There's a big difference between what you bitch about to your friends, and what you send to your prospective employer. Most people who really need jobs try to keep those separate.

Phoebe Maltz Bovy said...

I mean, the person seems nuts, and the email was entirely inappropriate. That much is clear. And I suppose you're right that a careful read of the email suggests something larger amiss. Lots of people would be annoyed not to hear back after interviews, but who would think to phrase things like that? Even dividing into two issues - the sending of the email and the thinking of the things in it, it does kind of look like much of the content, at least how it's phrased, would be odd to say even to a friend.

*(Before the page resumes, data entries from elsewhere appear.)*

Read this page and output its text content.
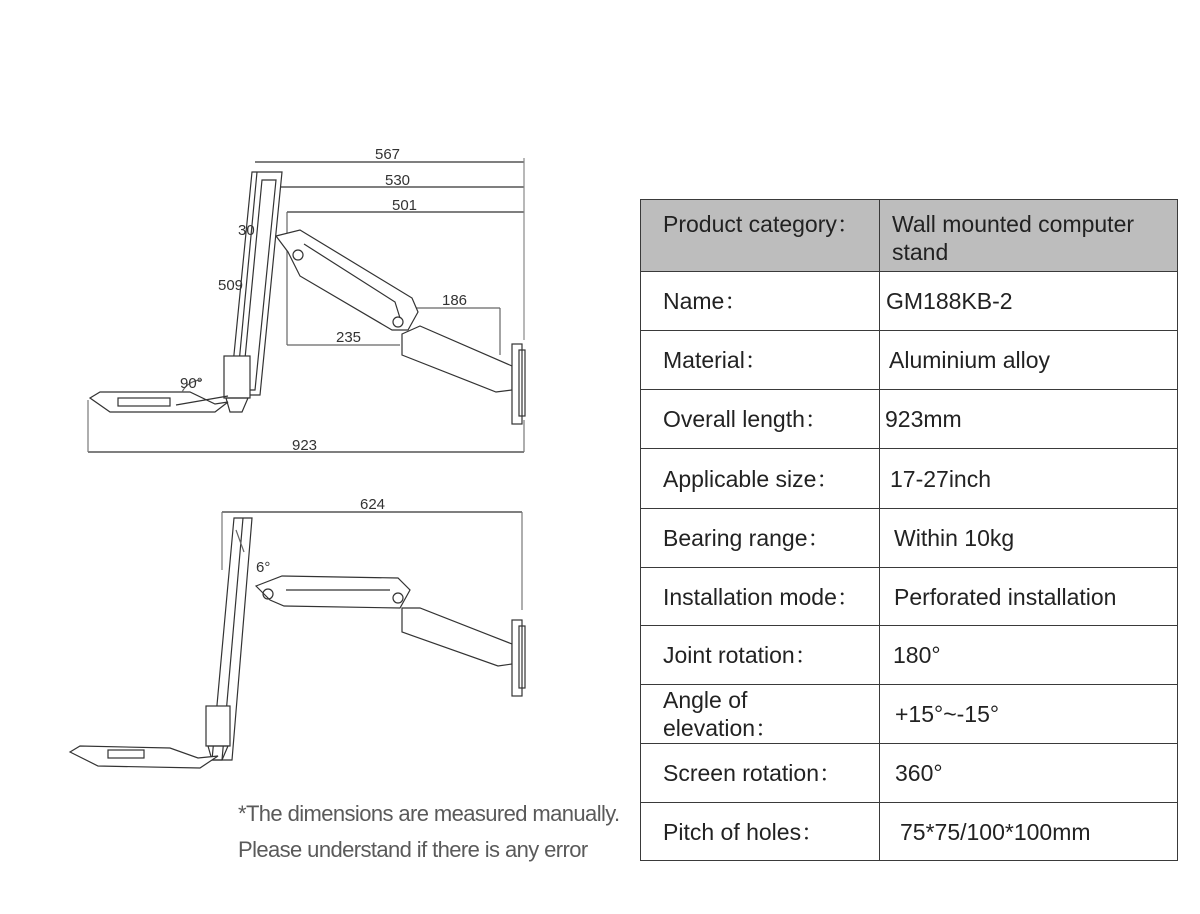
567
530
501
30
509
186
235
90°
923
624
6°
*The dimensions are measured manually.
Please understand if there is any error
Product category：	Wall mounted computer stand
Name：	GM188KB-2
Material：	Aluminium alloy
Overall length：	923mm
Applicable size：	17-27inch
Bearing range：	Within 10kg
Installation mode：	Perforated installation
Joint rotation：	180°
Angle of elevation：	+15°~-15°
Screen rotation：	360°
Pitch of holes：	75*75/100*100mm
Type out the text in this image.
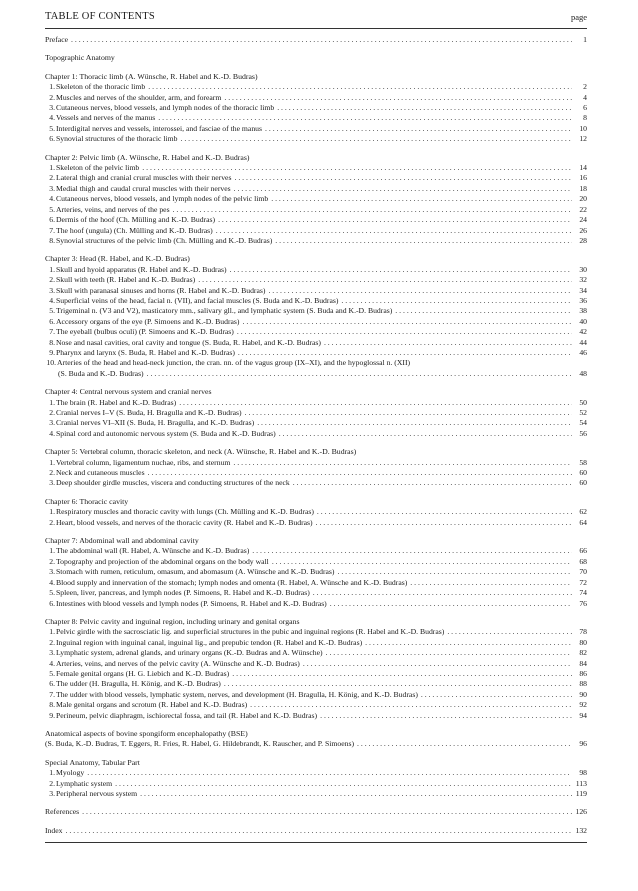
TABLE OF CONTENTS	page
Preface . . .	1
Topographic Anatomy
Chapter 1: Thoracic limb (A. Wünsche, R. Habel and K.-D. Budras)
1. Skeleton of the thoracic limb . . .	2
2. Muscles and nerves of the shoulder, arm, and forearm . . .	4
3. Cutaneous nerves, blood vessels, and lymph nodes of the thoracic limb . . .	6
4. Vessels and nerves of the manus . . .	8
5. Interdigital nerves and vessels, interossei, and fasciae of the manus . . .	10
6. Synovial structures of the thoracic limb . . .	12
Chapter 2: Pelvic limb (A. Wünsche, R. Habel and K.-D. Budras)
1. Skeleton of the pelvic limb . . .	14
2. Lateral thigh and cranial crural muscles with their nerves . . .	16
3. Medial thigh and caudal crural muscles with their nerves . . .	18
4. Cutaneous nerves, blood vessels, and lymph nodes of the pelvic limb . . .	20
5. Arteries, veins, and nerves of the pes . . .	22
6. Dermis of the hoof (Ch. Mülling and K.-D. Budras) . . .	24
7. The hoof (ungula) (Ch. Mülling and K.-D. Budras) . . .	26
8. Synovial structures of the pelvic limb (Ch. Mülling and K.-D. Budras) . . .	28
Chapter 3: Head (R. Habel, and K.-D. Budras)
1. Skull and hyoid apparatus (R. Habel and K.-D. Budras) . . .	30
2. Skull with teeth (R. Habel and K.-D. Budras) . . .	32
3. Skull with paranasal sinuses and horns (R. Habel and K.-D. Budras) . . .	34
4. Superficial veins of the head, facial n. (VII), and facial muscles (S. Buda and K.-D. Budras) . . .	36
5. Trigeminal n. (V3 and V2), masticatory mm., salivary gll., and lymphatic system (S. Buda and K.-D. Budras) . . .	38
6. Accessory organs of the eye (P. Simoens and K.-D. Budras) . . .	40
7. The eyeball (bulbus oculi) (P. Simoens and K.-D. Budras) . . .	42
8. Nose and nasal cavities, oral cavity and tongue (S. Buda, R. Habel, and K.-D. Budras) . . .	44
9. Pharynx and larynx (S. Buda, R. Habel and K.-D. Budras) . . .	46
10. Arteries of the head and head-neck junction, the cran. nn. of the vagus group (IX–XI), and the hypoglossal n. (XII)
(S. Buda and K.-D. Budras) . . .	48
Chapter 4: Central nervous system and cranial nerves
1. The brain (R. Habel and K.-D. Budras) . . .	50
2. Cranial nerves I–V (S. Buda, H. Bragulla and K.-D. Budras) . . .	52
3. Cranial nerves VI–XII (S. Buda, H. Bragulla, and K.-D. Budras) . . .	54
4. Spinal cord and autonomic nervous system (S. Buda and K.-D. Budras) . . .	56
Chapter 5: Vertebral column, thoracic skeleton, and neck (A. Wünsche, R. Habel and K.-D. Budras)
1. Vertebral column, ligamentum nuchae, ribs, and sternum . . .	58
2. Neck and cutaneous muscles . . .	60
3. Deep shoulder girdle muscles, viscera and conducting structures of the neck . . .	60
Chapter 6: Thoracic cavity
1. Respiratory muscles and thoracic cavity with lungs (Ch. Mülling and K.-D. Budras) . . .	62
2. Heart, blood vessels, and nerves of the thoracic cavity (R. Habel and K.-D. Budras) . . .	64
Chapter 7: Abdominal wall and abdominal cavity
1. The abdominal wall (R. Habel, A. Wünsche and K.-D. Budras) . . .	66
2. Topography and projection of the abdominal organs on the body wall . . .	68
3. Stomach with rumen, reticulum, omasum, and abomasum (A. Wünsche and K.-D. Budras) . . .	70
4. Blood supply and innervation of the stomach; lymph nodes and omenta (R. Habel, A. Wünsche and K.-D. Budras) . . .	72
5. Spleen, liver, pancreas, and lymph nodes (P. Simoens, R. Habel and K.-D. Budras) . . .	74
6. Intestines with blood vessels and lymph nodes (P. Simoens, R. Habel and K.-D. Budras) . . .	76
Chapter 8: Pelvic cavity and inguinal region, including urinary and genital organs
1. Pelvic girdle with the sacrosciatic lig. and superficial structures in the pubic and inguinal regions (R. Habel and K.-D. Budras) . . .	78
2. Inguinal region with inguinal canal, inguinal lig., and prepubic tendon (R. Habel and K.-D. Budras) . . .	80
3. Lymphatic system, adrenal glands, and urinary organs (K.-D. Budras and A. Wünsche) . . .	82
4. Arteries, veins, and nerves of the pelvic cavity (A. Wünsche and K.-D. Budras) . . .	84
5. Female genital organs (H. G. Liebich and K.-D. Budras) . . .	86
6. The udder (H. Bragulla, H. König, and K.-D. Budras) . . .	88
7. The udder with blood vessels, lymphatic system, nerves, and development (H. Bragulla, H. König, and K.-D. Budras) . . .	90
8. Male genital organs and scrotum (R. Habel and K.-D. Budras) . . .	92
9. Perineum, pelvic diaphragm, ischiorectal fossa, and tail (R. Habel and K.-D. Budras) . . .	94
Anatomical aspects of bovine spongiform encephalopathy (BSE)
(S. Buda, K.-D. Budras, T. Eggers, R. Fries, R. Habel, G. Hildebrandt, K. Rauscher, and P. Simoens) . . .	96
Special Anatomy, Tabular Part
1. Myology . . .	98
2. Lymphatic system . . .	113
3. Peripheral nervous system . . .	119
References . . .	126
Index . . .	132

But argh, even so, the power asymmetry is what makes me feel at least a little bit sorry for the person, or at any rate sorry enough for the person that I don't find mockery from the perspective of the employer all that charming. Virtually anyone applying for an administrative job - and anyone that invested in getting a particular one - is sufficiently low on whichever totem pole that I'm just not comfortable laughing at such an individual from the perspective of those already employed, and at a higher level. And I wouldn't take the outburst to mean this person doesn't "really need" the job, but rather the contrary - thus the aggravation. Reasonable aggravation plus baseline unreasonableness equals that email.

And, the email aside, I don't think it's narcissism for an applicant for an admin job (or any job!) not to have a clear sense of what goes on behind the scenes, even if it seems obvious to those who are behind the scenes. There was reason enough not to send an email along those lines. But I don't think we can blame the applicant for not intuiting the invisible reasons behind the delay.